Limitations & Future Work

  • KM-ARL/KM-ADD relies on the independent censoring assumption. While online QCD generally satisfies this, offline detectors look at the whole sequence, meaning detection points could be correlated with sequence length/changepoint location, necessitating complex dependent censoring methods.
  • The method requires multiple sequences with changepoint annotations and cannot be used directly for completely unlabeled online streams.
  • Under extreme censoring or very few samples, KM still exhibits large uncertainty. The paper suggests pairing it with box plots, bootstrap, or finite-sample corrections for small datasets.
  • Currently, it only handles single changepoint types and settings. Multi-changepoint or multi-type settings could be addressed using competing risks or multi-state survival models.
  • Other QCD indicators like PFA are also affected by right-censoring; the paper explores the Aalen-Johansen estimator but has not yet resolved discrete-time event tie issues.
  • vs LB-ARL / LB-ADD: LB only averages samples triggered within the horizon, which is simple but biased toward short detection times; the KM method incorporates non-triggered samples into the risk set as right-censored data, reducing bias.
  • vs parametric survival ARL: Methods like Sahki et al. require exponential decay assumptions; this study uses non-parametric KME, needing no specific distribution for detection times.
  • vs conventional time-series event metrics: Metrics like Precision/Recall, F-score, and NAB emphasize localization quality or event matching.

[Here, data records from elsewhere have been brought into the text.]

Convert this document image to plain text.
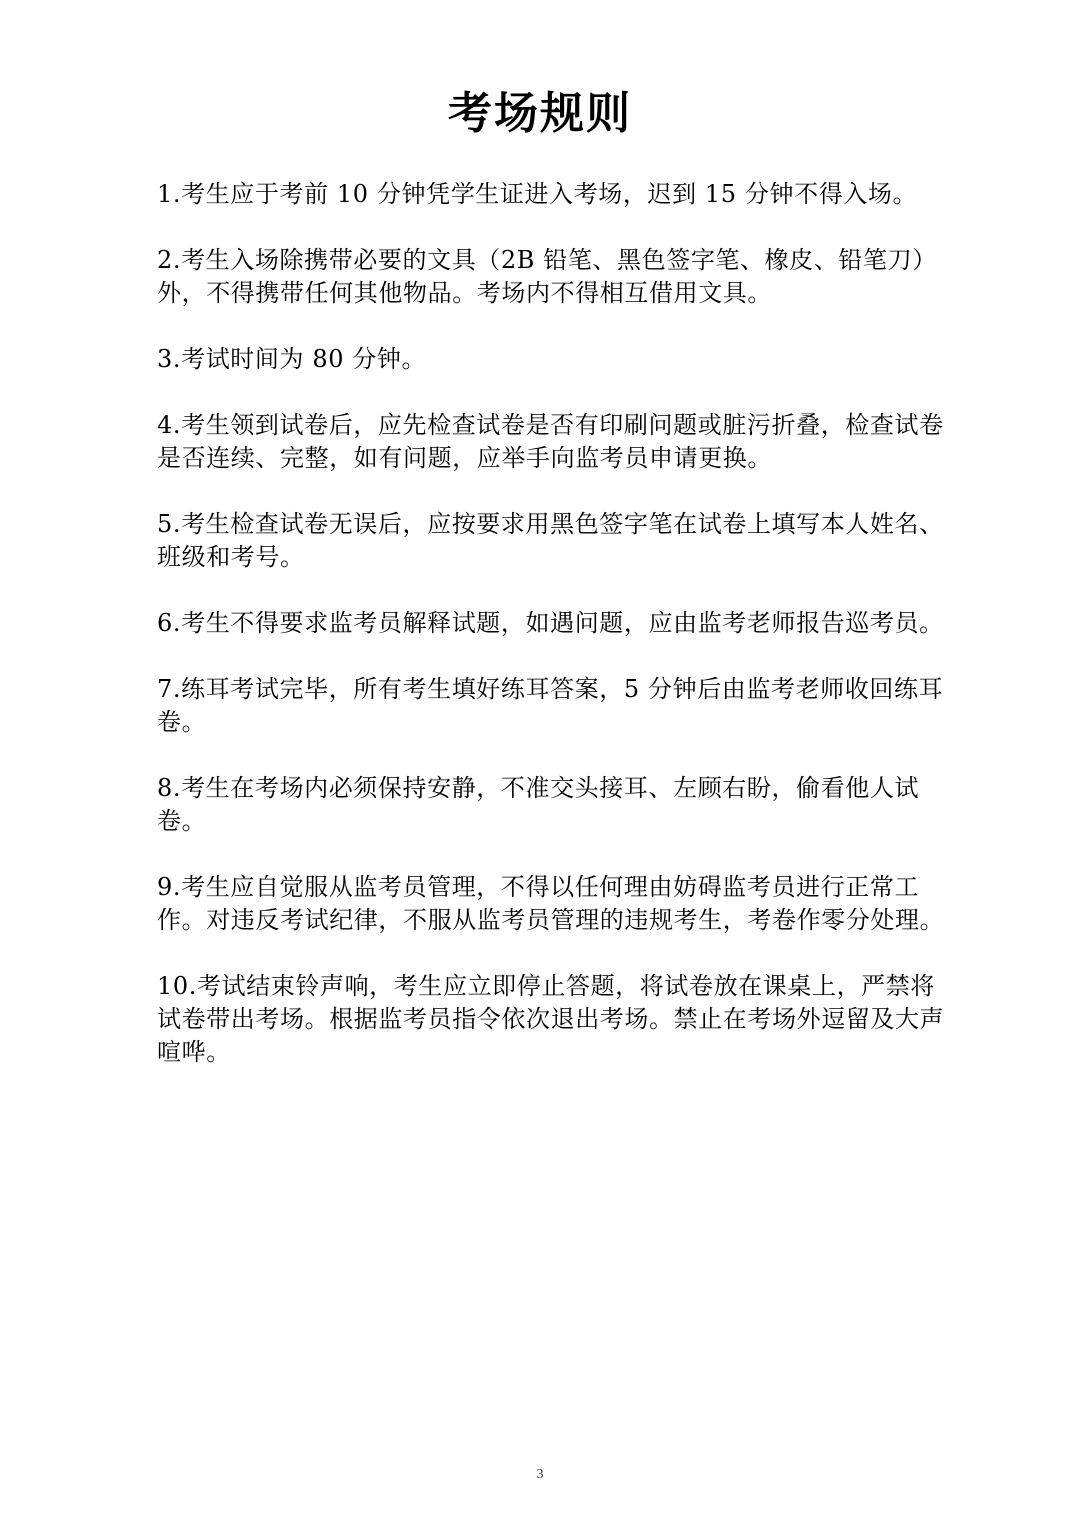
考场规则

1.考生应于考前 10 分钟凭学生证进入考场，迟到 15 分钟不得入场。

2.考生入场除携带必要的文具（2B 铅笔、黑色签字笔、橡皮、铅笔刀）外，不得携带任何其他物品。考场内不得相互借用文具。

3.考试时间为 80 分钟。

4.考生领到试卷后，应先检查试卷是否有印刷问题或脏污折叠，检查试卷是否连续、完整，如有问题，应举手向监考员申请更换。

5.考生检查试卷无误后，应按要求用黑色签字笔在试卷上填写本人姓名、班级和考号。

6.考生不得要求监考员解释试题，如遇问题，应由监考老师报告巡考员。

7.练耳考试完毕，所有考生填好练耳答案，5 分钟后由监考老师收回练耳卷。

8.考生在考场内必须保持安静，不准交头接耳、左顾右盼，偷看他人试卷。

9.考生应自觉服从监考员管理，不得以任何理由妨碍监考员进行正常工作。对违反考试纪律，不服从监考员管理的违规考生，考卷作零分处理。

10.考试结束铃声响，考生应立即停止答题，将试卷放在课桌上，严禁将试卷带出考场。根据监考员指令依次退出考场。禁止在考场外逗留及大声喧哗。

3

This paper focuses on ARL/ADD, the most used theoretical metrics in QCD, correcting their estimation on real finite sequences.
  • vs Model Papers like DeepLLR-CUSUM: Such works might use KME for empirical evaluation, but this paper makes ARL/ADD estimation itself the object of study, providing definitions, bias bounds, and conditions for use.

Rating

  • Novelty: ⭐⭐⭐⭐☆ Systematically introduces survival analysis into QCD metric estimation with clear problem positioning and effective methodology.
  • Experimental Thoroughness: ⭐⭐⭐⭐☆ Includes simulations, real WISDM data, multiple detectors, and various censoring conditions; would be stronger with more diverse real-world domains.
  • Writing Quality: ⭐⭐⭐⭐☆ Clear main narrative and solid bias analysis; contains many formulas, presenting a learning curve for readers without a statistical background.
  • Value: ⭐⭐⭐⭐⭐ Extremely practical for evaluating online changepoint detection, anomaly detection, and streaming monitoring, particularly for finite-length real-world datasets.